In our study, we observed a relatively high population of patients with sleep apnea syndrome in the ISRT group as well as in the control group (19 of 41 in the ISRT group and 19 of 43 in the control group, 38 of 84 patients overall). Twenty-one of these thirty-eight patients were previously diagnosed with OSA. They underwent CPAP therapy (17/21) for at least 1 year. During the study, all settings for CPAP therapy were not changed. For a subgroup of 17 out of these 38 patients, we assumed sleep apnea due to nightly desaturations measured by SOMNOtouchTM NIBP. All 17 patients were examined by polysomnography (using a SOMNOscreen plus system from SOMNOmedics GmbH, Randersacker, Germany). We could confirm the previously presumed diagnosis for all of them. These 17 patients underwent CPAP therapy after the termination of our study.

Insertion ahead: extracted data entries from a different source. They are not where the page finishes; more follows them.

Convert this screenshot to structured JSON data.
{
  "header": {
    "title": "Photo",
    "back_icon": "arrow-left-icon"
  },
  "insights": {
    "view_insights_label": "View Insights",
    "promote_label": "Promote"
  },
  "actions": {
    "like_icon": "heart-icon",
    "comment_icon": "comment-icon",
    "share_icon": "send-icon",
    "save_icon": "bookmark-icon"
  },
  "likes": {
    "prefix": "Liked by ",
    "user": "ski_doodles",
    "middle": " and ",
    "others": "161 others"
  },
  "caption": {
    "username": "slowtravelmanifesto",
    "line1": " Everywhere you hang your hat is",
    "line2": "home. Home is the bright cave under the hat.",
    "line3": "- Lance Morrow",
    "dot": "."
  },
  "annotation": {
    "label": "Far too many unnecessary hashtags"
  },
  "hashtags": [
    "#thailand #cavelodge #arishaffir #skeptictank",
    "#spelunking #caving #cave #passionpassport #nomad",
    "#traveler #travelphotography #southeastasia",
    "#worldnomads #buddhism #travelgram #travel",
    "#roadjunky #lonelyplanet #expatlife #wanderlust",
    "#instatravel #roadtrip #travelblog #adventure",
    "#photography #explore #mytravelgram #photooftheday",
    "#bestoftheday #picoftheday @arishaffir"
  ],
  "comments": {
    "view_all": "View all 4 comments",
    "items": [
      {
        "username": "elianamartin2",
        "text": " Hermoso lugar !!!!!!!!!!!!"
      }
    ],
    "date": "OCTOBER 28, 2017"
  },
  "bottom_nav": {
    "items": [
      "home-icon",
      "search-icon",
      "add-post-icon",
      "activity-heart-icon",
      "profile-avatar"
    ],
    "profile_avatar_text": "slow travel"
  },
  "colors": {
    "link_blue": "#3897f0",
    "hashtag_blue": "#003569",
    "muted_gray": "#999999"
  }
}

Our results demonstrate that overall, in BP1 (<130 mmHg) and BP2 (≥130–140 mmHg), the HR was unchanged. In patients with a baseline BP > 140 mmHg (BP3), we determined a reduction in the HR of 5 bpm (p = 0.030). Previous studies could not determine an effect of EECP on HR [8, 11, 13, 27, 28]. In all these examinations, the patients had a low systolic baseline BP < 132 mmHg. Therefore, it cannot be excluded that there is an HR-lowering effect in patients with higher BPs. Moreover, in contrast to other studies, we determined the average HR over 24 h. It is possible that our measurements are more precise. Another reason for the divergent findings in the different BP groups could be a varying proportion of patients with atrial fibrillation or a cardiac implantable electronic device (CIED). Three of the twelve patients (25%) in this group had a previous diagnosis of atrial fibrillation. One of these three patients had paroxysmal atrial fibrillation at study entry. One of the twelve patients (8.3%) had a CIED. The percentage of patients with atrial fibrillation and/or a CIED in the other BP groups was as follows: BP1: atrial fibrillation = 6/14 (42.9%), CIED = 4/14 (28.6%); BP2: atrial fibrillation = 2/15 (13.3%), CIED = 1/15 (6.7%). Nevertheless, if we exclude patients with atrial fibrillation and/or a CIED, we still observed a heart-lowering effect after 30 sessions of ISRT in only BP3.

We found that patients treated with ISRT had fewer episodes of angina pectoris and dyspnea. The improvement in BP may contribute to the clinical benefit of ISRT. However, the precise mechanisms underlying the benefits of ISRT are not completely understood [4]. Endothelial shear stress from increased diastolic augmentation after ISRT likely leads to an increase in NO and a downregulation of ET-1 (endothelin-1), and thus the recruitment of more collateral vessels [4]. Furthermore, the increased endothelial shear stress produces circulating angiogenic growth factors, which have vasodilatory properties [29]. The improvement in BP, as shown in our study, may represent a physiological response that reflects the improved endothelial function and vasoreactivity. As a result, clinical benefits, including a reduction in the CCS angina class, are possible. Further investigations are important to clarify this relationship.

Limitations

In the current study, we analyzed the effect of ISRT in 41 CAD patients compared with 43 controls. Although the patient number was small, we found significant results from the data. Due to the small number of patients, general conclusions are to be drawn with care. We measured the effects of ISRT after 6 weeks of treatment. However, a long-term comparison of the BP response in patients treated with ISRT versus only pharmacological treatment is required.

Conclusions

The present results indicate that ISRT is an effective treatment option for patients with symptomatic CAD to reduce the systolic and diastolic 24-h BP. There was a varying effect on the 24-h BP depending on the baseline 24-h BP before therapy: the higher the initial BP the greater the lowering effect. Improvements in BP may contribute to the clinical benefits of ISRT. We found that patients treated with ISRT had fewer episodes of angina pectoris and dyspnea.